Gravitational Observatories

TL;DR

This paper analyzes linearized gravity in four-dimensional general relativity with boundaries, exploring mode stability, boundary conditions, and implications for black hole thermodynamics.

Contribution

It introduces a method to control exponential growth modes in linearized gravity by varying boundary extrinsic curvature and extends black hole thermodynamics to conformal boundary conditions.

Findings

Growing modes can be controlled by adjusting boundary extrinsic curvature.

Dirichlet problem for spherical boundary likely has unique solutions at linear level.

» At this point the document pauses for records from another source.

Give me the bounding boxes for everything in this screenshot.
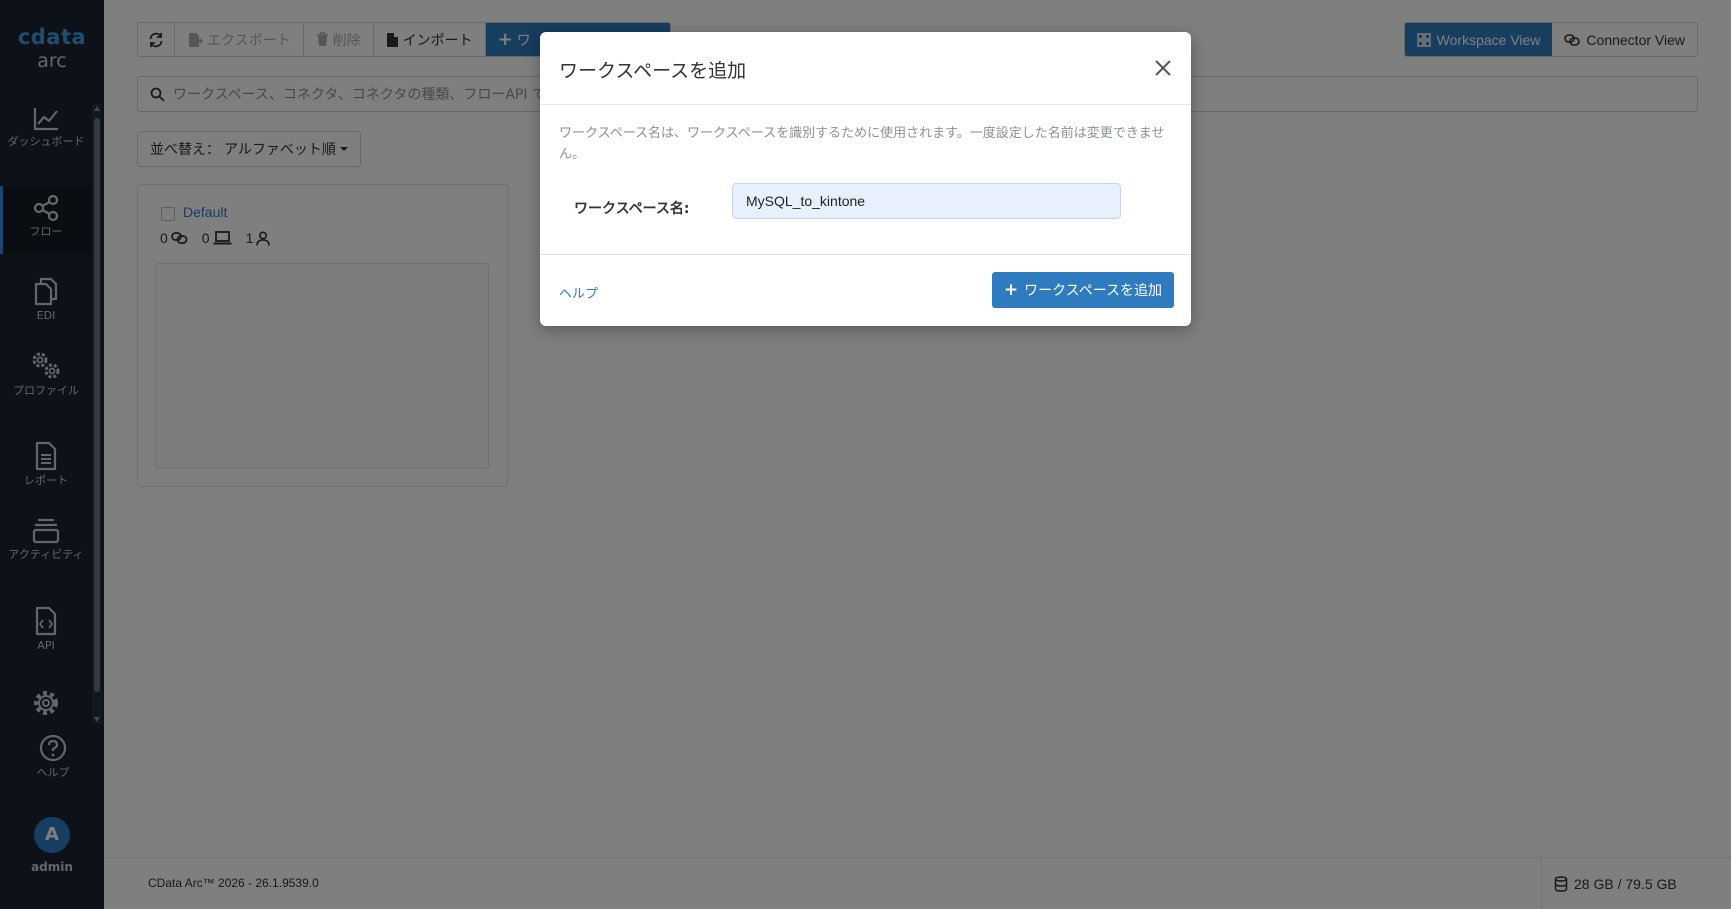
close-button[interactable]: [1151, 56, 1175, 80]
workspace-name-field[interactable]: [732, 183, 1121, 219]
workspace-name-label: ワークスペース名:: [574, 201, 690, 217]
modal-footer: ヘルプ + ワークスペースを追加: [540, 254, 1191, 326]
modal-title: ワークスペースを追加: [559, 60, 747, 82]
modal-header: ワークスペースを追加: [540, 32, 1191, 105]
add-workspace-submit-button[interactable]: + ワークスペースを追加: [991, 272, 1174, 308]
close-icon: [1155, 60, 1171, 76]
submit-label: ワークスペースを追加: [1024, 283, 1162, 299]
modal-description: ワークスペース名は、ワークスペースを識別するために使用されます。一度設定した名前…: [559, 126, 1165, 162]
add-workspace-dialog: ワークスペースを追加 ワークスペース名は、ワークスペースを識別するために使用され…: [540, 32, 1191, 326]
plus-icon: +: [1003, 279, 1019, 300]
help-link[interactable]: ヘルプ: [559, 283, 598, 302]
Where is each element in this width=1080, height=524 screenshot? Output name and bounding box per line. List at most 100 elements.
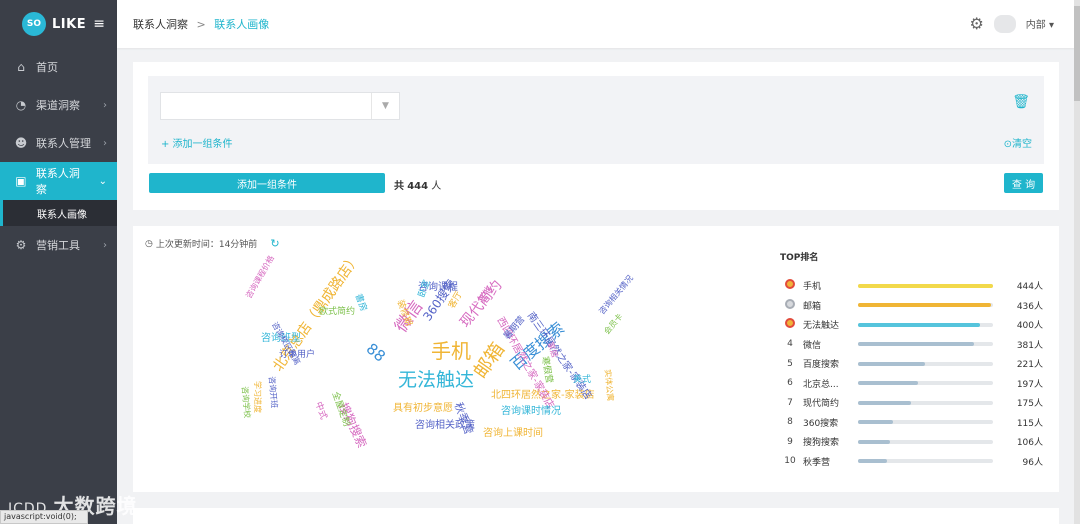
- word-cloud-word[interactable]: 咨询相关情况: [597, 274, 635, 317]
- rank-count: 115人: [1016, 418, 1043, 429]
- word-cloud-word[interactable]: 咨询开班: [267, 376, 279, 409]
- rank-bar-track: [858, 420, 993, 425]
- rank-row: 无法触达 400人: [783, 315, 1043, 335]
- word-cloud-word[interactable]: 中式: [313, 401, 329, 421]
- rank-name: 无法触达: [803, 321, 840, 332]
- scrollbar-thumb[interactable]: [1074, 6, 1080, 101]
- sidebar: SO LIKE ≡ ⌂ 首页 ◔ 渠道洞察 › ☻ 联系人管理 › ▣ 联系人洞…: [0, 0, 117, 524]
- rank-bar-fill: [858, 283, 993, 288]
- rank-bar-fill: [858, 303, 991, 308]
- rank-count: 175人: [1016, 399, 1043, 410]
- medal-icon: [783, 279, 797, 292]
- add-group-button[interactable]: 添加一组条件: [149, 173, 385, 193]
- condition-select[interactable]: ▼: [160, 92, 400, 120]
- sidebar-item-label: 首页: [36, 61, 58, 74]
- trash-icon[interactable]: 🗑: [1012, 94, 1030, 110]
- chevron-right-icon: ›: [103, 137, 107, 149]
- cogs-icon: ⚙: [15, 238, 27, 252]
- gear-icon[interactable]: ⚙: [969, 14, 983, 33]
- sidebar-item-label: 联系人洞察: [35, 167, 80, 196]
- total-suffix: 人: [431, 181, 442, 192]
- rank-bar-track: [858, 439, 993, 444]
- users-icon: ☻: [14, 136, 28, 150]
- rank-count: 436人: [1016, 301, 1043, 312]
- user-name: 内部: [1025, 20, 1046, 31]
- rank-bar-track: [858, 303, 993, 308]
- rank-row: 10 秋季营 96人: [783, 452, 1043, 472]
- rank-bar-fill: [858, 322, 980, 327]
- rank-bar-fill: [858, 439, 891, 444]
- sidebar-item-home[interactable]: ⌂ 首页: [0, 48, 117, 86]
- rank-name: 现代简约: [803, 399, 840, 410]
- rank-name: 百度搜索: [803, 360, 840, 371]
- chevron-right-icon: ›: [103, 99, 107, 111]
- sidebar-item-marketing-tools[interactable]: ⚙ 营销工具 ›: [0, 226, 117, 264]
- rank-number: 7: [787, 397, 793, 408]
- rank-bar-fill: [858, 342, 974, 347]
- word-cloud-word[interactable]: 咨询上课时间: [483, 429, 543, 439]
- rank-row: 6 北京总... 197人: [783, 374, 1043, 394]
- rank-number: 4: [787, 339, 793, 350]
- word-cloud-word[interactable]: 学习进度: [253, 381, 262, 413]
- rank-bar-fill: [858, 459, 888, 464]
- medal-badge: [785, 298, 795, 309]
- filter-condition-area: ▼ + 添加一组条件 🗑 ⊙清空: [148, 76, 1044, 164]
- rank-bar-fill: [858, 420, 893, 425]
- rank-number: 6: [787, 378, 793, 389]
- clear-circle-icon: ⊙: [1003, 139, 1012, 150]
- rank-name: 北京总...: [803, 379, 839, 390]
- logo-badge: SO: [22, 12, 46, 36]
- rank-number: 8: [787, 417, 793, 428]
- rank-row: 7 现代简约 175人: [783, 393, 1043, 413]
- sidebar-item-contact-management[interactable]: ☻ 联系人管理 ›: [0, 124, 117, 162]
- word-cloud-word[interactable]: 88: [363, 339, 389, 365]
- total-prefix: 共: [394, 181, 404, 192]
- word-cloud-word[interactable]: 实体公寓: [603, 369, 615, 402]
- top-bar: 联系人洞察 > 联系人画像 ⚙ 内部 ▾: [117, 0, 1080, 48]
- filter-card: ▼ + 添加一组条件 🗑 ⊙清空 添加一组条件 共 444 人 查 询: [133, 62, 1059, 210]
- rank-name: 邮箱: [803, 301, 822, 312]
- sidebar-item-channel-insight[interactable]: ◔ 渠道洞察 ›: [0, 86, 117, 124]
- word-cloud-word[interactable]: 美式: [573, 376, 591, 385]
- rank-name: 手机: [803, 282, 822, 293]
- word-cloud-word[interactable]: 咨询课程价格: [244, 254, 276, 300]
- rank-row: 5 百度搜索 221人: [783, 354, 1043, 374]
- menu-toggle-icon[interactable]: ≡: [93, 16, 105, 32]
- sidebar-subitem-contact-profile[interactable]: 联系人画像: [0, 200, 117, 226]
- sidebar-item-contact-insight[interactable]: ▣ 联系人洞察 ⌄: [0, 162, 117, 200]
- word-cloud-word[interactable]: 无法触达: [398, 371, 474, 390]
- rank-name: 搜狗搜索: [803, 438, 840, 449]
- word-cloud-word[interactable]: 咨询课时情况: [501, 407, 561, 417]
- rank-number: 5: [787, 358, 793, 369]
- user-menu[interactable]: 内部 ▾: [1026, 16, 1054, 31]
- query-button[interactable]: 查 询: [1004, 173, 1043, 193]
- breadcrumb-parent[interactable]: 联系人洞察: [133, 18, 188, 31]
- rank-count: 444人: [1016, 282, 1043, 293]
- word-cloud-word[interactable]: 邮箱: [469, 339, 509, 383]
- refresh-icon[interactable]: ↻: [270, 237, 279, 250]
- word-cloud-word[interactable]: 手机: [431, 341, 471, 361]
- sidebar-item-label: 营销工具: [36, 239, 80, 252]
- pie-chart-icon: ◔: [15, 98, 27, 112]
- avatar[interactable]: [993, 14, 1016, 33]
- word-cloud-word[interactable]: 欧式简约: [319, 308, 355, 317]
- last-updated: ◷ 上次更新时间：14分钟前 ↻: [145, 237, 280, 250]
- word-cloud-word[interactable]: 具有初步意愿: [393, 404, 453, 414]
- caret-down-icon: ▾: [1048, 20, 1054, 31]
- clear-link[interactable]: ⊙清空: [1004, 135, 1032, 150]
- add-condition-link[interactable]: + 添加一组条件: [161, 135, 233, 150]
- medal-icon: [783, 318, 797, 331]
- word-cloud-word[interactable]: 咨询相关政策: [415, 421, 475, 431]
- caret-down-icon[interactable]: ▼: [371, 93, 399, 119]
- rank-name: 微信: [803, 340, 822, 351]
- logo[interactable]: SO LIKE ≡: [0, 0, 117, 48]
- word-cloud-word[interactable]: 会员卡: [602, 312, 624, 336]
- rank-name: 360搜索: [803, 418, 839, 429]
- rank-bar-track: [858, 322, 993, 327]
- word-cloud-word[interactable]: 咨询学校: [240, 386, 252, 419]
- rank-count: 221人: [1016, 360, 1043, 371]
- chevron-right-icon: ›: [103, 239, 107, 251]
- total-count: 共 444 人: [394, 177, 441, 192]
- page-scrollbar[interactable]: [1074, 0, 1080, 524]
- rank-row: 9 搜狗搜索 106人: [783, 432, 1043, 452]
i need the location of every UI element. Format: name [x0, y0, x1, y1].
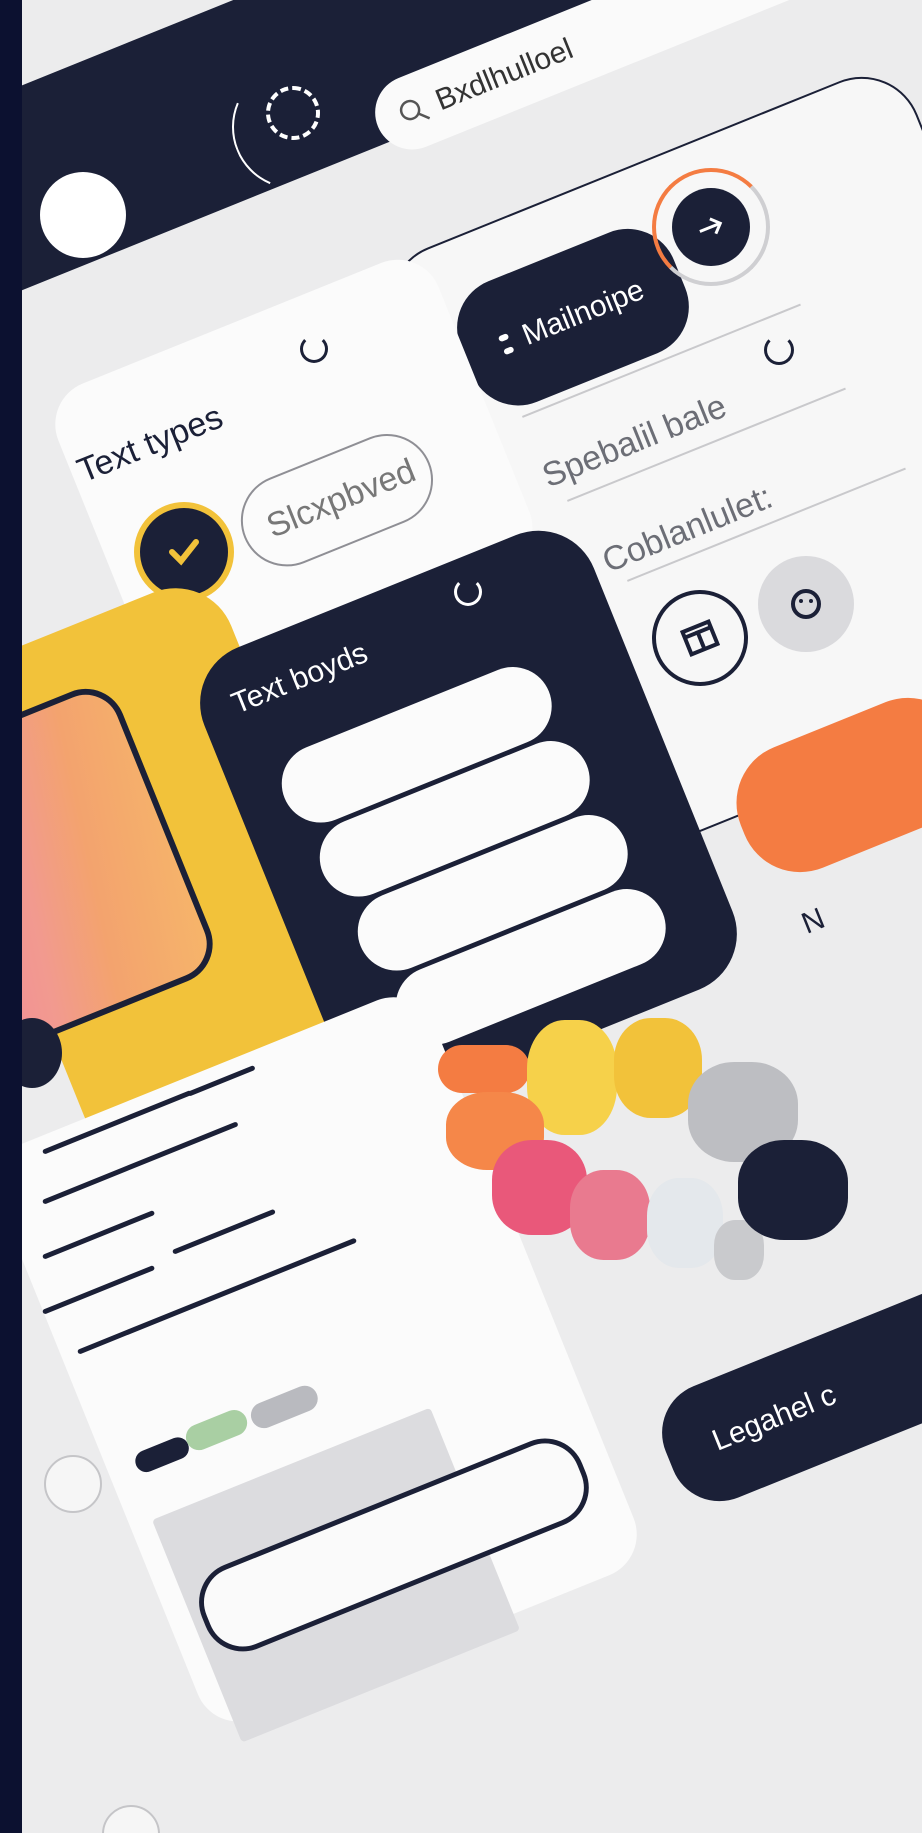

Black hole entropy formula remains valid under conformal boundary conditions.

Abstract

We consider four-dimensional general relativity with vanishing cosmological constant defined on a manifold with a boundary. In Lorentzian signature, the timelike boundary is of the form $\boldsymbol{\sigma} \times \mathbb{R}$, with $\boldsymbol{\sigma}$ a spatial two-manifold that we take to be either flat or $S^2$. In Euclidean signature, we take the boundary to be $S^2\times S^1$. We consider conformal boundary conditions, whereby the conformal class of the induced metric and trace $K$ of the extrinsic curvature are fixed at the timelike boundary. The problem of linearised gravity is analysed using the Kodama-Ishibashi formalism. It is shown that for a round metric on $S^2$ with constant $K$, there are modes that grow exponentially in time. We discuss a method to control the growing modes by varying $K$. The growing modes are absent for a conformally flat induced metric on the timelike boundary. We provide evidence that the Dirichlet problem for a spherical boundary does not suffer from non-uniqueness issues at the linearised level. We consider the extension of black hole thermodynamics to the case of conformal boundary conditions, and show that the form of the Bekenstein-Hawking entropy is retained.